According to the Ukrainian media, the group is also involved  in sending threatening letters to Ukrainian journalists. This was also stated by the Ukrainian ex-ombudsman Lyudmila Denisova. 
Hackers from NoName057(16) gained their popularity during a series of massive DDOS attacks on Lithuanian websites. According to pro-Russian hackers, by doing so they "revenge" the Lithuanian authorities for banning the transit of Russian cargo from the Kaliningrad region. 
OSINT researcher (nickname Cyberknow20) has included NoName057(16) in his summary table of hacker groups, which he periodically updates.

Known DDOS attacks

Ukrainian sites 
Starting from March 2022, the NoName057(16) group has carried out a number of cyber attacks on Ukrainian media websites and Ukrainian media portals. For example, the portal "Detector Media", the website "Odessa Online", the news agency "Konkurent".

Baltic sites

Latvia 
The DDOS attack claimed by the NoName057(16) group disrupted the online train ticket sales system on the website and in the mobile application of the Latvian company Passenger Train (Pasažieru vilciens). The company representatives stated in their Twitter account they had to stop selling tickets on the site and in the application because of the incident.

Lithuania 
On June 21, representatives of the hacker group NoName 057(16) announced on their Telegram channel that they were joining the attacks on the websites of the Republic of Lithuania. In their appeal, they called on other communities of pro-Russian hackers, as well as individual hacktivists, to do the same. The hackers called their actions "revenge for Kaliningrad". 
As a result, in about a month, the group carried out more than 200 attacks on Lithuanian Internet infrastructure resources. 
The Lithuanian Ministry of Defense stated that the participants in the attacks were pro-Russian "volunteer activists". 
In particular, the group attacked the website of the Lithuanian company Ingstad, the websites of Lithuanian airports and other Internet resources. 
In addition to DDOS attacks on Lithuanian sites, hackers from NoName057(16) managed to perform a so-called deface on one of them. As a result, a message from hackers appeared on the main page of the resource of the logistics company ExpressTrip.

United States 
Also, hackers from NoName057(16) carried out attacks on the websites of American companies from various fields of activity. 
As a result of one of these attacks the website of the ITT company ceased to be available to users for a long time.

Denmark 
The group claimed responsibility for DDOS attacks on the sites of a number of businesses in the financial sector, along with the Ministry of Finance in January 2023, due to the Danish support to Ukraine.

Norway 
As a kind of protest against the decision of the Norwegian authorities to ban the delivery of goods to Russian citizens in the Svalbard archipelago, the NoName057(16) group organized attacks on a number of sites in Norway. The attacks were noticed by the local media.

Poland 
The group also carried out DDOS attacks against Poland's Internet infrastructure in different periods of time.

Finland 
A cyber attack on the website of the Finnish Parliament was covered in media significantly. Finnish journalists ranked the group as pro-Russian.

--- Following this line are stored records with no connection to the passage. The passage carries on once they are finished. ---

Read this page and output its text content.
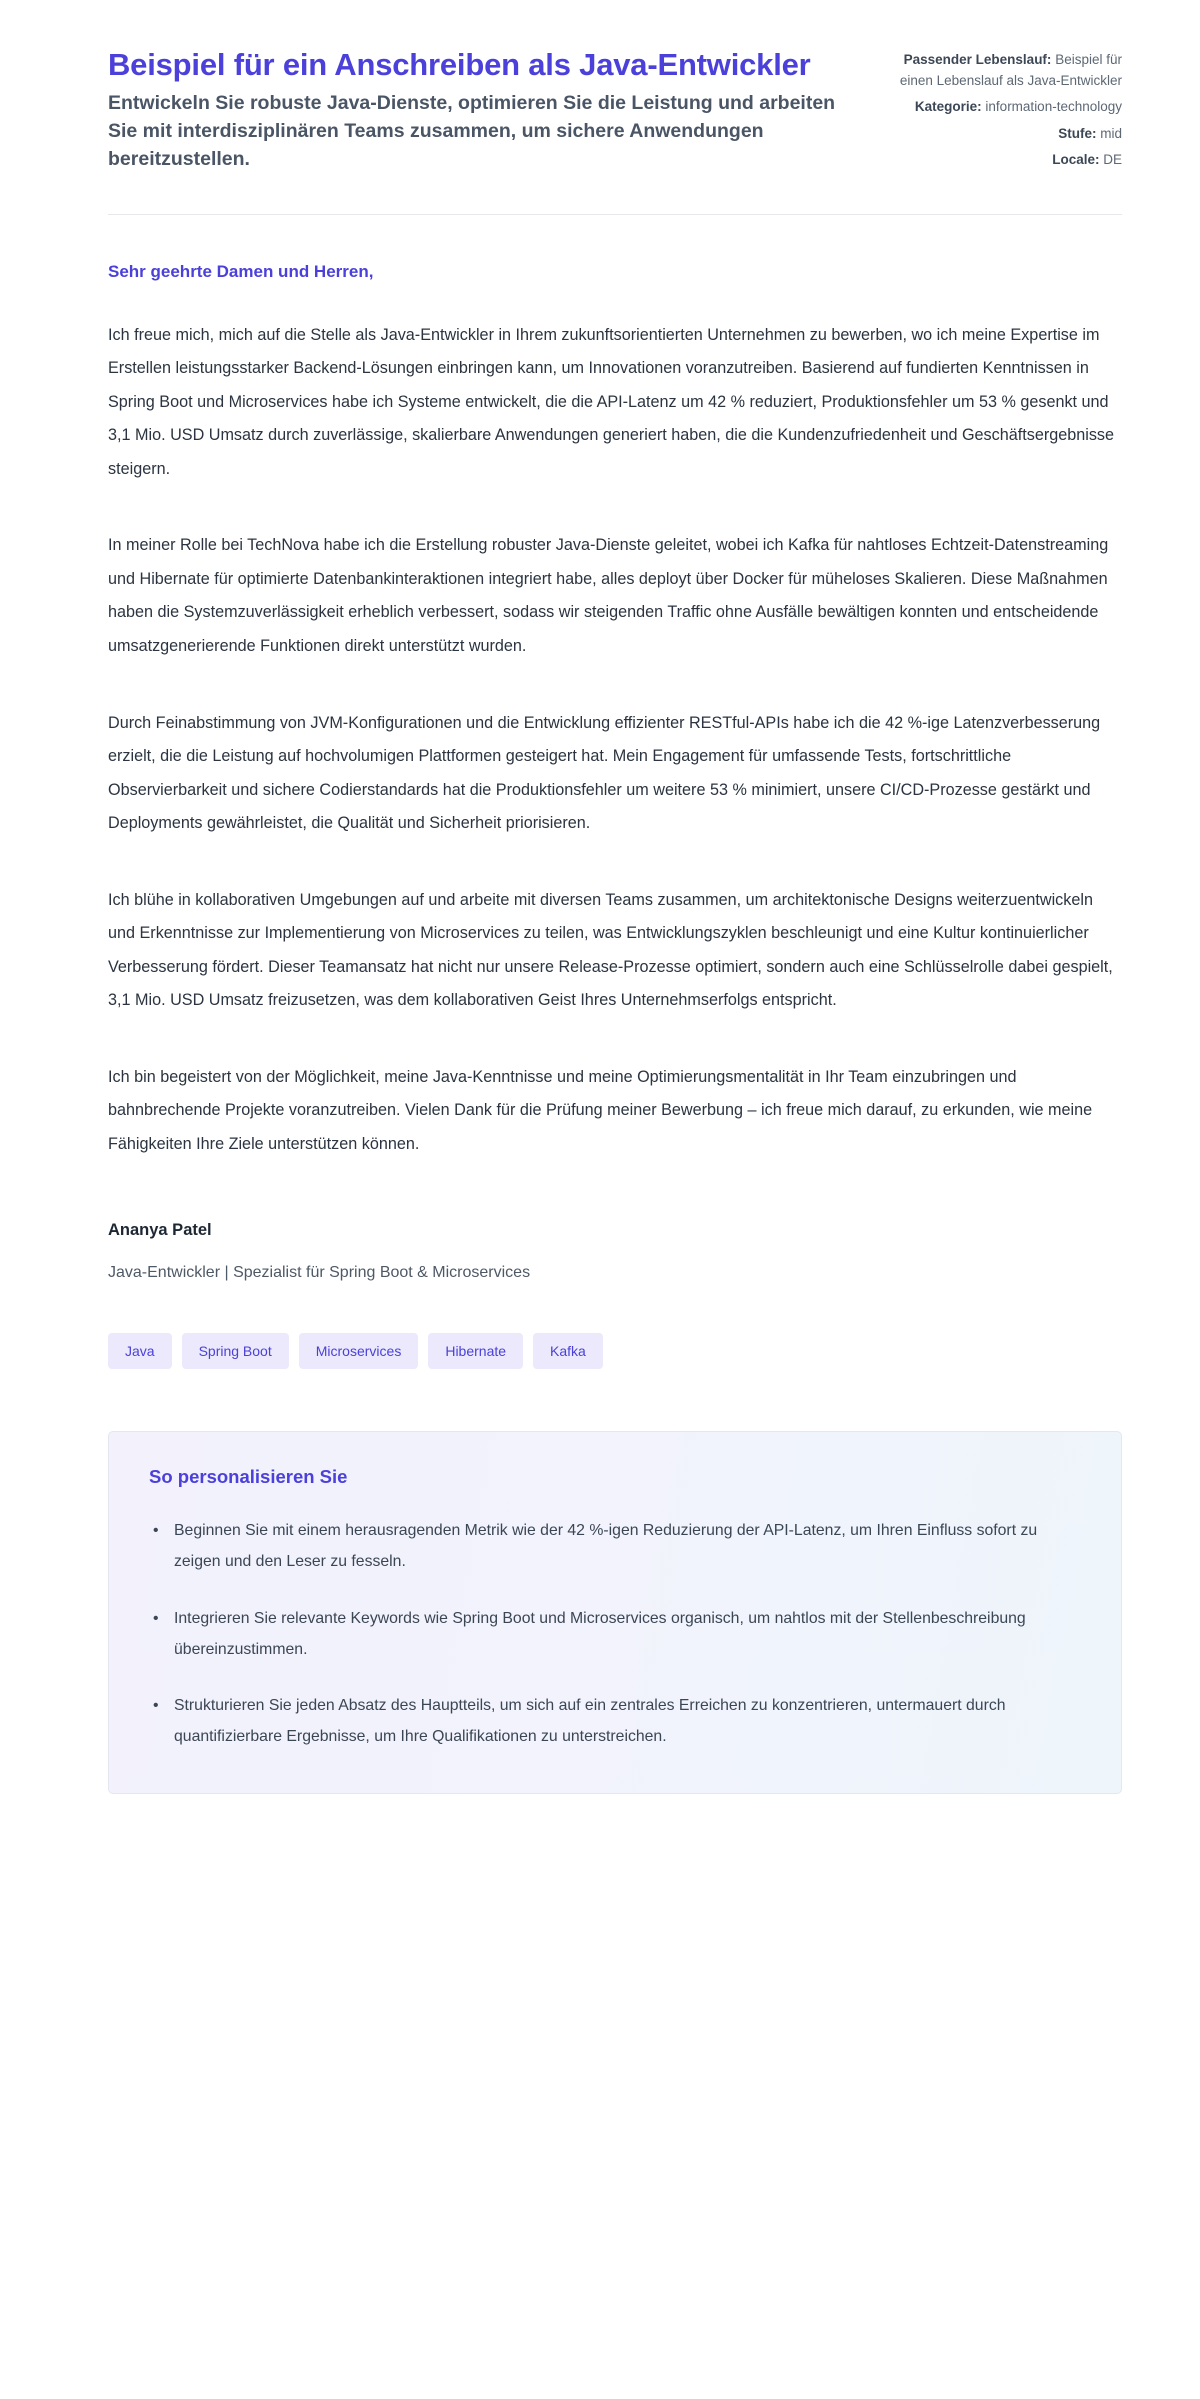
Beispiel für ein Anschreiben als Java-Entwickler

Entwickeln Sie robuste Java-Dienste, optimieren Sie die Leistung und arbeiten Sie mit interdisziplinären Teams zusammen, um sichere Anwendungen bereitzustellen.

Passender Lebenslauf: Beispiel für einen Lebenslauf als Java-Entwickler
Kategorie: information-technology
Stufe: mid
Locale: DE

Sehr geehrte Damen und Herren,

Ich freue mich, mich auf die Stelle als Java-Entwickler in Ihrem zukunftsorientierten Unternehmen zu bewerben, wo ich meine Expertise im Erstellen leistungsstarker Backend-Lösungen einbringen kann, um Innovationen voranzutreiben. Basierend auf fundierten Kenntnissen in Spring Boot und Microservices habe ich Systeme entwickelt, die die API-Latenz um 42 % reduziert, Produktionsfehler um 53 % gesenkt und 3,1 Mio. USD Umsatz durch zuverlässige, skalierbare Anwendungen generiert haben, die die Kundenzufriedenheit und Geschäftsergebnisse steigern.

In meiner Rolle bei TechNova habe ich die Erstellung robuster Java-Dienste geleitet, wobei ich Kafka für nahtloses Echtzeit-Datenstreaming und Hibernate für optimierte Datenbankinteraktionen integriert habe, alles deployt über Docker für müheloses Skalieren. Diese Maßnahmen haben die Systemzuverlässigkeit erheblich verbessert, sodass wir steigenden Traffic ohne Ausfälle bewältigen konnten und entscheidende umsatzgenerierende Funktionen direkt unterstützt wurden.

Durch Feinabstimmung von JVM-Konfigurationen und die Entwicklung effizienter RESTful-APIs habe ich die 42 %-ige Latenzverbesserung erzielt, die die Leistung auf hochvolumigen Plattformen gesteigert hat. Mein Engagement für umfassende Tests, fortschrittliche Observierbarkeit und sichere Codierstandards hat die Produktionsfehler um weitere 53 % minimiert, unsere CI/CD-Prozesse gestärkt und Deployments gewährleistet, die Qualität und Sicherheit priorisieren.

Ich blühe in kollaborativen Umgebungen auf und arbeite mit diversen Teams zusammen, um architektonische Designs weiterzuentwickeln und Erkenntnisse zur Implementierung von Microservices zu teilen, was Entwicklungszyklen beschleunigt und eine Kultur kontinuierlicher Verbesserung fördert. Dieser Teamansatz hat nicht nur unsere Release-Prozesse optimiert, sondern auch eine Schlüsselrolle dabei gespielt, 3,1 Mio. USD Umsatz freizusetzen, was dem kollaborativen Geist Ihres Unternehmserfolgs entspricht.

Ich bin begeistert von der Möglichkeit, meine Java-Kenntnisse und meine Optimierungsmentalität in Ihr Team einzubringen und bahnbrechende Projekte voranzutreiben. Vielen Dank für die Prüfung meiner Bewerbung – ich freue mich darauf, zu erkunden, wie meine Fähigkeiten Ihre Ziele unterstützen können.

Ananya Patel

Java-Entwickler | Spezialist für Spring Boot & Microservices

Java	Spring Boot	Microservices	Hibernate	Kafka
So personalisieren Sie
• Beginnen Sie mit einem herausragenden Metrik wie der 42 %-igen Reduzierung der API-Latenz, um Ihren Einfluss sofort zu zeigen und den Leser zu fesseln.
• Integrieren Sie relevante Keywords wie Spring Boot und Microservices organisch, um nahtlos mit der Stellenbeschreibung übereinzustimmen.
• Strukturieren Sie jeden Absatz des Hauptteils, um sich auf ein zentrales Erreichen zu konzentrieren, untermauert durch quantifizierbare Ergebnisse, um Ihre Qualifikationen zu unterstreichen.
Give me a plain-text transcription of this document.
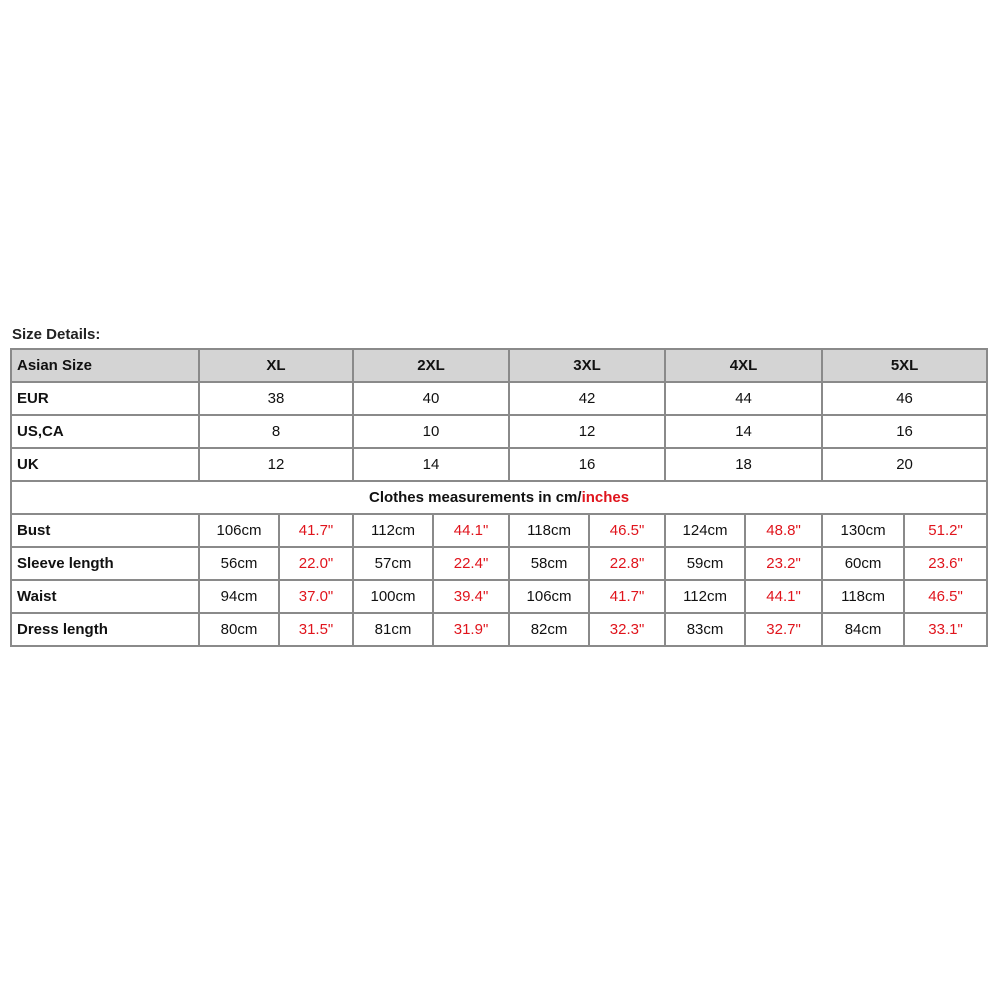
Size Details:
Asian Size	XL		2XL		3XL		4XL		5XL	
EUR	38		40		42		44		46	
US,CA	8		10		12		14		16	
UK	12		14		16		18		20	
Clothes measurements in cm/inches										
Bust	106cm	41.7"	112cm	44.1"	118cm	46.5"	124cm	48.8"	130cm	51.2"
Sleeve length	56cm	22.0"	57cm	22.4"	58cm	22.8"	59cm	23.2"	60cm	23.6"
Waist	94cm	37.0"	100cm	39.4"	106cm	41.7"	112cm	44.1"	118cm	46.5"
Dress length	80cm	31.5"	81cm	31.9"	82cm	32.3"	83cm	32.7"	84cm	33.1"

As a result of the incident, the Finnish criminal police launched a preliminary investigation.

Czech Republic 
During the 2023 presidential elections on January 13, 2023, the website of presidential candidate General Petr Pavel has been under a strong hacker attack since Friday morning. That's why it was not loading for some users, his election team said. It is said that the website faced a similarly strong attack throughout Wednesday. According to the operator, the attack was conducted from various IP addresses across Europe.

Italy  
Following the visit of Prime Minister Giorgia Meloni to Kiev, in support of Ukraine's efforts in the ongoing conflict with Russia, a series of Italian companies' and institutions' were attacked in February and March.

After the resignation of the general directory of Italy's National Cybersecurity Agency (Agenzia per la cybersicurezza italiana) Roberto Baldoni the group falsely claimed that the director was removed by the government because of the attacks: indeed multiple sources reported that the resignation was due to disagreements with the new Italian government.